Richard Whitacre’s life turned upside down in 2023. First the industrial mechanic in Pasadena, Md., got laid off from his longtime job. Soon after, he was diagnosed with colon cancer.

Then, out of nowhere, it seemed that a single investment would put Whitacre’s life back on track. Through a friend, he heard about a firm called Yield Wealth and the “guaranteed” 15.25% return it was offering to investors on some products.

“I figured this is an amazing opportunity and I’ll be set for life,” recalls Whitacre, 60. He talked about it so obsessively, says his wife, Kimberly, that despite her misgivings she eventually told him, “It’s your money, I have no clue, I don’t care anymore, do what you gotta do.”
In March, Whitacre withdrew his entire 401(k) from Fidelity—$763,094.21—and rolled it over into an individual retirement account with Yield, which was affiliated with a firm called Next Level Holdings.
 
The price of Costco stock is absolutely insane, and even crazier is it has absolutely no haters. People love the company so no one hates on the stock of the company that has like 3% profit margins, 1% revenue growth and a higher PE ratio than Nvidia.
 
Can’t read it.
That's weird. Usually gives a shareable copy.

Millions of Americans Have Failed to Comply With New Tax Ownership Rules​

Whether you are an owner of a large private business with cross-border operations or a simple LLC holding a family cottage, it’s likely that you are obligated to comply with new federal ownership disclosure rules by year-end—but have failed to do so.

Three-quarters of the 32 million private companies and pass-through entities that are required to file ownership information to the U.S. Department of Treasury’s Financial Crimes Enforcement Network (FinCEN) starting this year still haven’t done so, risking up to a $10,000 penalty or jail time for noncompliance.
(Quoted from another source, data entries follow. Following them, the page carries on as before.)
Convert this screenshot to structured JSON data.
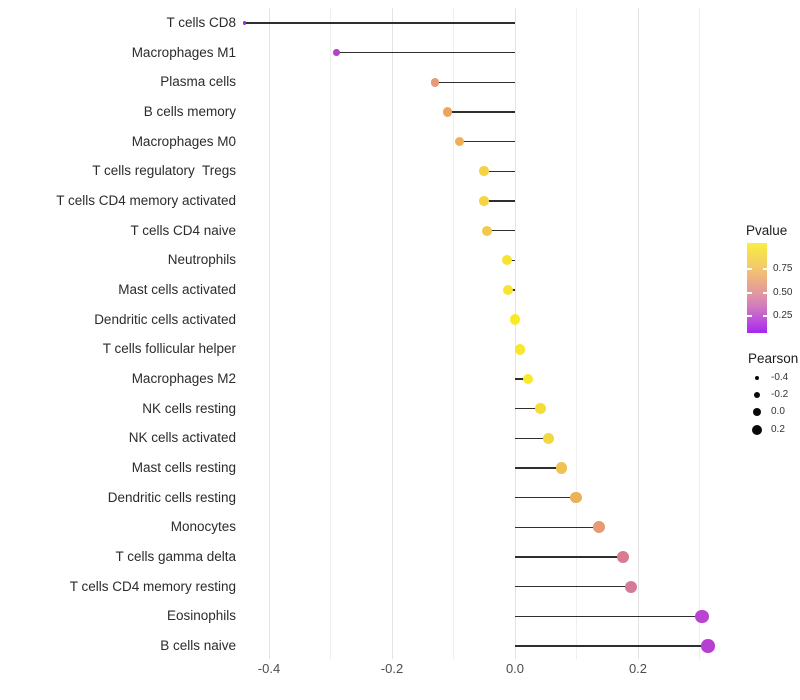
{
  "chart_data": {
    "type": "scatter",
    "variant": "lollipop",
    "orientation": "horizontal",
    "title": "",
    "xlabel": "",
    "ylabel": "",
    "xlim": [
      -0.45,
      0.35
    ],
    "x_ticks": [
      -0.4,
      -0.2,
      0.0,
      0.2
    ],
    "x_tick_labels": [
      "-0.4",
      "-0.2",
      "0.0",
      "0.2"
    ],
    "x_minor_ticks": [
      -0.3,
      -0.1,
      0.1,
      0.3
    ],
    "baseline": 0,
    "grid": "on",
    "legend_position": "right",
    "categories": [
      "T cells CD8",
      "Macrophages M1",
      "Plasma cells",
      "B cells memory",
      "Macrophages M0",
      "T cells regulatory  Tregs",
      "T cells CD4 memory activated",
      "T cells CD4 naive",
      "Neutrophils",
      "Mast cells activated",
      "Dendritic cells activated",
      "T cells follicular helper",
      "Macrophages M2",
      "NK cells resting",
      "NK cells activated",
      "Mast cells resting",
      "Dendritic cells resting",
      "Monocytes",
      "T cells gamma delta",
      "T cells CD4 memory resting",
      "Eosinophils",
      "B cells naive"
    ],
    "series": [
      {
        "name": "Pearson",
        "values": [
          -0.44,
          -0.29,
          -0.13,
          -0.11,
          -0.09,
          -0.051,
          -0.05,
          -0.046,
          -0.013,
          -0.011,
          0.0,
          0.008,
          0.021,
          0.042,
          0.054,
          0.076,
          0.099,
          0.137,
          0.176,
          0.189,
          0.304,
          0.314
        ]
      }
    ],
    "point_colors": [
      "#9232dc",
      "#b244ca",
      "#e79a79",
      "#eca55f",
      "#eeb055",
      "#f3d243",
      "#f4d441",
      "#f1ca4b",
      "#f7e430",
      "#f7e430",
      "#f9ea26",
      "#f8e72b",
      "#f8e92a",
      "#f5dd36",
      "#f3d73e",
      "#eec253",
      "#ebb05b",
      "#e69b74",
      "#d87c90",
      "#d57b99",
      "#bb43d1",
      "#b740d3"
    ],
    "stem_color": "#2e2e2e"
  },
  "legend": {
    "pvalue": {
      "title": "Pvalue",
      "tick_labels": [
        "0.75",
        "0.50",
        "0.25"
      ],
      "gradient_top_to_bottom": [
        "#f9ef3d",
        "#f5da55",
        "#f2c76d",
        "#ecab85",
        "#e096a4",
        "#cf79c0",
        "#bd50da",
        "#a826ee"
      ]
    },
    "pearson": {
      "title": "Pearson",
      "items": [
        {
          "label": "-0.4",
          "value": -0.4
        },
        {
          "label": "-0.2",
          "value": -0.2
        },
        {
          "label": "0.0",
          "value": 0.0
        },
        {
          "label": "0.2",
          "value": 0.2
        }
      ],
      "dot_color": "#0a0a0a"
    }
  }
}
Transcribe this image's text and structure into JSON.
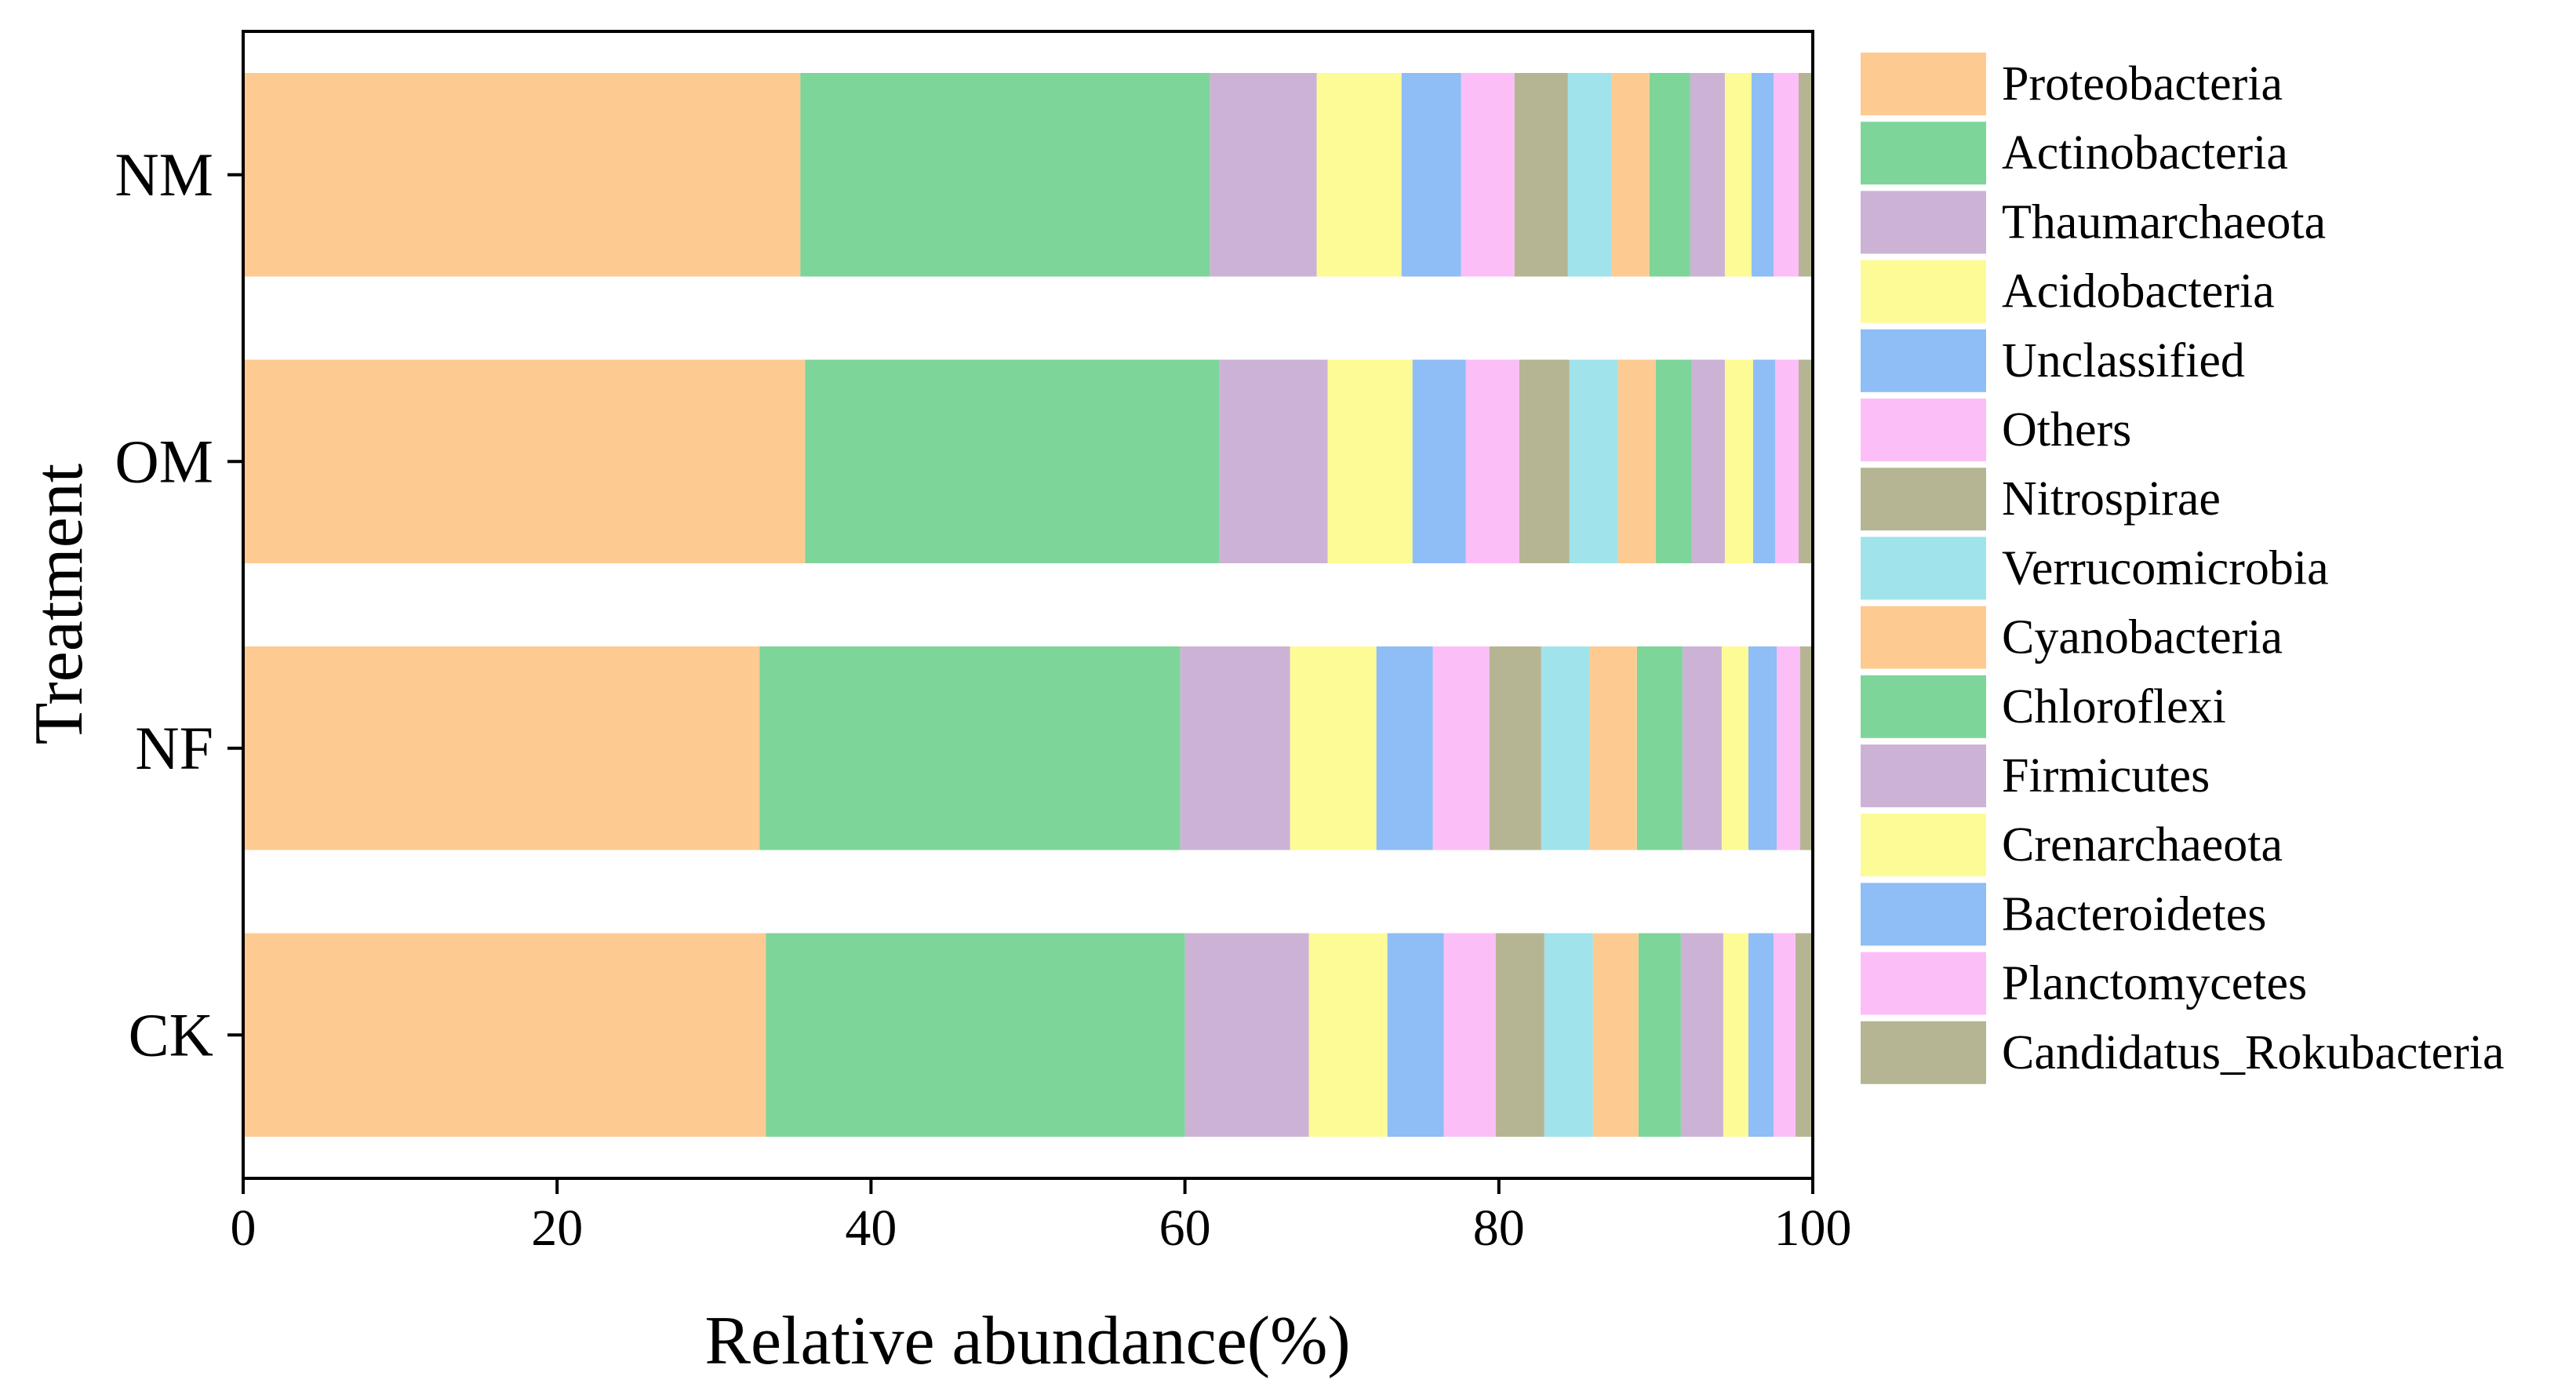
{
  "chart_data": {
    "type": "bar",
    "orientation": "horizontal",
    "stacked": true,
    "xlabel": "Relative abundance(%)",
    "ylabel": "Treatment",
    "xlim": [
      0,
      100
    ],
    "xticks": [
      "0",
      "20",
      "40",
      "60",
      "80",
      "100"
    ],
    "categories": [
      "NM",
      "OM",
      "NF",
      "CK"
    ],
    "legend_position": "right",
    "series": [
      {
        "name": "Proteobacteria",
        "color": "#FDCB92",
        "values": [
          35.5,
          35.8,
          32.9,
          33.3
        ]
      },
      {
        "name": "Actinobacteria",
        "color": "#7ED59A",
        "values": [
          26.1,
          26.4,
          26.8,
          26.7
        ]
      },
      {
        "name": "Thaumarchaeota",
        "color": "#CCB3D6",
        "values": [
          6.8,
          6.9,
          7.0,
          7.9
        ]
      },
      {
        "name": "Acidobacteria",
        "color": "#FDFB95",
        "values": [
          5.4,
          5.4,
          5.5,
          5.0
        ]
      },
      {
        "name": "Unclassified",
        "color": "#8FBDF5",
        "values": [
          3.8,
          3.4,
          3.6,
          3.6
        ]
      },
      {
        "name": "Others",
        "color": "#FCBEF7",
        "values": [
          3.4,
          3.4,
          3.6,
          3.3
        ]
      },
      {
        "name": "Nitrospirae",
        "color": "#B5B593",
        "values": [
          3.4,
          3.2,
          3.3,
          3.1
        ]
      },
      {
        "name": "Verrucomicrobia",
        "color": "#A0E3EB",
        "values": [
          2.8,
          3.1,
          3.1,
          3.1
        ]
      },
      {
        "name": "Cyanobacteria",
        "color": "#FDCB92",
        "values": [
          2.4,
          2.4,
          3.0,
          2.9
        ]
      },
      {
        "name": "Chloroflexi",
        "color": "#7ED59A",
        "values": [
          2.6,
          2.3,
          2.9,
          2.7
        ]
      },
      {
        "name": "Firmicutes",
        "color": "#CCB3D6",
        "values": [
          2.2,
          2.1,
          2.5,
          2.7
        ]
      },
      {
        "name": "Crenarchaeota",
        "color": "#FDFB95",
        "values": [
          1.7,
          1.8,
          1.7,
          1.6
        ]
      },
      {
        "name": "Bacteroidetes",
        "color": "#8FBDF5",
        "values": [
          1.4,
          1.4,
          1.8,
          1.6
        ]
      },
      {
        "name": "Planctomycetes",
        "color": "#FCBEF7",
        "values": [
          1.6,
          1.5,
          1.5,
          1.4
        ]
      },
      {
        "name": "Candidatus_Rokubacteria",
        "color": "#B5B593",
        "values": [
          0.9,
          0.9,
          0.8,
          1.1
        ]
      }
    ]
  }
}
The new rules, passed under the Corporate Transparency Act (CTA) in 2021, apply to people who have substantial control or at least a 25% stake in a business or pass-through entity that isn’t registered with a federal government agency such as the Securities and Exchange Commission.
This generally includes LLCs and private corporations such as S corporations and businesses that were created by filing documents with a state government, and foreign entities registered to do business in the U.S.
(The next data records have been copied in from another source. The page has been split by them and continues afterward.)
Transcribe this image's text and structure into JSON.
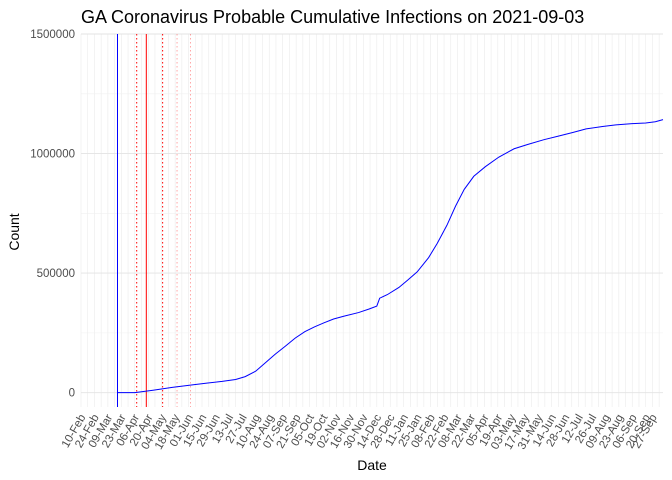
{
  "chart_data": {
    "type": "line",
    "title": "GA Coronavirus Probable Cumulative Infections on 2021-09-03",
    "xlabel": "Date",
    "ylabel": "Count",
    "ylim": [
      -60000,
      1500000
    ],
    "yticks": [
      0,
      500000,
      1000000,
      1500000
    ],
    "ytick_labels": [
      "0",
      "500000",
      "1000000",
      "1500000"
    ],
    "xlim": [
      "2020-02-05",
      "2021-10-03"
    ],
    "grid": true,
    "line_color": "#0000ff",
    "xtick_labels": [
      {
        "date": "2020-02-10",
        "label": "10-Feb"
      },
      {
        "date": "2020-02-24",
        "label": "24-Feb"
      },
      {
        "date": "2020-03-09",
        "label": "09-Mar"
      },
      {
        "date": "2020-03-23",
        "label": "23-Mar"
      },
      {
        "date": "2020-04-06",
        "label": "06-Apr"
      },
      {
        "date": "2020-04-20",
        "label": "20-Apr"
      },
      {
        "date": "2020-05-04",
        "label": "04-May"
      },
      {
        "date": "2020-05-18",
        "label": "18-May"
      },
      {
        "date": "2020-06-01",
        "label": "01-Jun"
      },
      {
        "date": "2020-06-15",
        "label": "15-Jun"
      },
      {
        "date": "2020-06-29",
        "label": "29-Jun"
      },
      {
        "date": "2020-07-13",
        "label": "13-Jul"
      },
      {
        "date": "2020-07-27",
        "label": "27-Jul"
      },
      {
        "date": "2020-08-10",
        "label": "10-Aug"
      },
      {
        "date": "2020-08-24",
        "label": "24-Aug"
      },
      {
        "date": "2020-09-07",
        "label": "07-Sep"
      },
      {
        "date": "2020-09-21",
        "label": "21-Sep"
      },
      {
        "date": "2020-10-05",
        "label": "05-Oct"
      },
      {
        "date": "2020-10-19",
        "label": "19-Oct"
      },
      {
        "date": "2020-11-02",
        "label": "02-Nov"
      },
      {
        "date": "2020-11-16",
        "label": "16-Nov"
      },
      {
        "date": "2020-11-30",
        "label": "30-Nov"
      },
      {
        "date": "2020-12-14",
        "label": "14-Dec"
      },
      {
        "date": "2020-12-28",
        "label": "28-Dec"
      },
      {
        "date": "2021-01-11",
        "label": "11-Jan"
      },
      {
        "date": "2021-01-25",
        "label": "25-Jan"
      },
      {
        "date": "2021-02-08",
        "label": "08-Feb"
      },
      {
        "date": "2021-02-22",
        "label": "22-Feb"
      },
      {
        "date": "2021-03-08",
        "label": "08-Mar"
      },
      {
        "date": "2021-03-22",
        "label": "22-Mar"
      },
      {
        "date": "2021-04-05",
        "label": "05-Apr"
      },
      {
        "date": "2021-04-19",
        "label": "19-Apr"
      },
      {
        "date": "2021-05-03",
        "label": "03-May"
      },
      {
        "date": "2021-05-17",
        "label": "17-May"
      },
      {
        "date": "2021-05-31",
        "label": "31-May"
      },
      {
        "date": "2021-06-14",
        "label": "14-Jun"
      },
      {
        "date": "2021-06-28",
        "label": "28-Jun"
      },
      {
        "date": "2021-07-12",
        "label": "12-Jul"
      },
      {
        "date": "2021-07-26",
        "label": "26-Jul"
      },
      {
        "date": "2021-08-09",
        "label": "09-Aug"
      },
      {
        "date": "2021-08-23",
        "label": "23-Aug"
      },
      {
        "date": "2021-09-06",
        "label": "06-Sep"
      },
      {
        "date": "2021-09-20",
        "label": "20-Sep"
      },
      {
        "date": "2021-09-27",
        "label": "27-Sep"
      }
    ],
    "vlines": [
      {
        "date": "2020-03-14",
        "color": "#0000ff",
        "style": "solid"
      },
      {
        "date": "2020-04-03",
        "color": "#ff0000",
        "style": "dotted"
      },
      {
        "date": "2020-04-13",
        "color": "#ff0000",
        "style": "solid"
      },
      {
        "date": "2020-04-30",
        "color": "#ff0000",
        "style": "dotted"
      },
      {
        "date": "2020-05-15",
        "color": "#ff0000",
        "style": "dotted_light"
      },
      {
        "date": "2020-05-29",
        "color": "#ff0000",
        "style": "dotted_light"
      }
    ],
    "series": [
      {
        "points": [
          [
            "2020-03-14",
            0
          ],
          [
            "2020-04-01",
            0
          ],
          [
            "2020-04-20",
            10000
          ],
          [
            "2020-05-10",
            22000
          ],
          [
            "2020-06-01",
            33000
          ],
          [
            "2020-06-15",
            40000
          ],
          [
            "2020-07-01",
            47000
          ],
          [
            "2020-07-15",
            55000
          ],
          [
            "2020-07-25",
            67000
          ],
          [
            "2020-08-05",
            90000
          ],
          [
            "2020-08-15",
            125000
          ],
          [
            "2020-08-25",
            160000
          ],
          [
            "2020-09-05",
            195000
          ],
          [
            "2020-09-15",
            228000
          ],
          [
            "2020-09-25",
            255000
          ],
          [
            "2020-10-05",
            275000
          ],
          [
            "2020-10-15",
            292000
          ],
          [
            "2020-10-25",
            308000
          ],
          [
            "2020-11-05",
            320000
          ],
          [
            "2020-11-20",
            335000
          ],
          [
            "2020-12-01",
            350000
          ],
          [
            "2020-12-09",
            362000
          ],
          [
            "2020-12-12",
            395000
          ],
          [
            "2020-12-20",
            410000
          ],
          [
            "2021-01-01",
            440000
          ],
          [
            "2021-01-10",
            470000
          ],
          [
            "2021-01-20",
            505000
          ],
          [
            "2021-02-01",
            565000
          ],
          [
            "2021-02-10",
            625000
          ],
          [
            "2021-02-20",
            700000
          ],
          [
            "2021-03-01",
            780000
          ],
          [
            "2021-03-10",
            850000
          ],
          [
            "2021-03-20",
            905000
          ],
          [
            "2021-04-01",
            945000
          ],
          [
            "2021-04-15",
            985000
          ],
          [
            "2021-05-01",
            1020000
          ],
          [
            "2021-05-15",
            1038000
          ],
          [
            "2021-06-01",
            1058000
          ],
          [
            "2021-06-15",
            1072000
          ],
          [
            "2021-07-01",
            1088000
          ],
          [
            "2021-07-15",
            1103000
          ],
          [
            "2021-08-01",
            1113000
          ],
          [
            "2021-08-15",
            1120000
          ],
          [
            "2021-09-01",
            1125000
          ],
          [
            "2021-09-15",
            1128000
          ],
          [
            "2021-09-25",
            1133000
          ],
          [
            "2021-10-03",
            1142000
          ]
        ]
      }
    ]
  }
}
Public companies, nonprofits and private companies such as registered investment advisors (RIAs) that already file ownership information with the federal government have no CTA filing obligations.

The rules are an effort by the Treasury Department to crack down on money laundering and tax evasion to reduce the nation’s nearly $700 billion tax gap, which is the difference between taxes owed and taxes paid to the Internal Revenue Service.

“When FinCEN tries to find out who is doing money laundering and hiding money, they’re having a difficult time tracking cash flows because they don’t see who owns what, because people have been able to shield their names and ownership,” Yun says.


But the low compliance rate so late in the year reflects problems with the general way the CTA was written, says Alan Granwell, an attorney at Holland & Knight. While many owners may not be aware of the new rules, even those who are and have best intentions to file are stumped by myriad questions, he says.

“We’re getting calls left, right and sideways about this stuff,” Granwell says. “You have different questions arise depending on whether you’re in private equity, venture, construction, real estate—each has its own issues.”

Some business owners may be holding off on filing, hoping that the CTA will be overturned in the courts or that Republicans, who typically favor easing regulations and less oversight on businesses, will cancel the CTA requirements next year now that they have a majority in the Senate and the House.

But that’s a risky stance, says Carolyn Yun, a client advisor at Hollow Brook Wealth Management. If the law sticks, FinCEN will have to make an example of non-filer to encourage compliance, she says.

“I would expect jail time would be reserved for egregious offenders. But FinCEN may have to apply daily penalties,” she says.

FinCEN can charge an entity $500 a day up to $10,000 for noncompliance.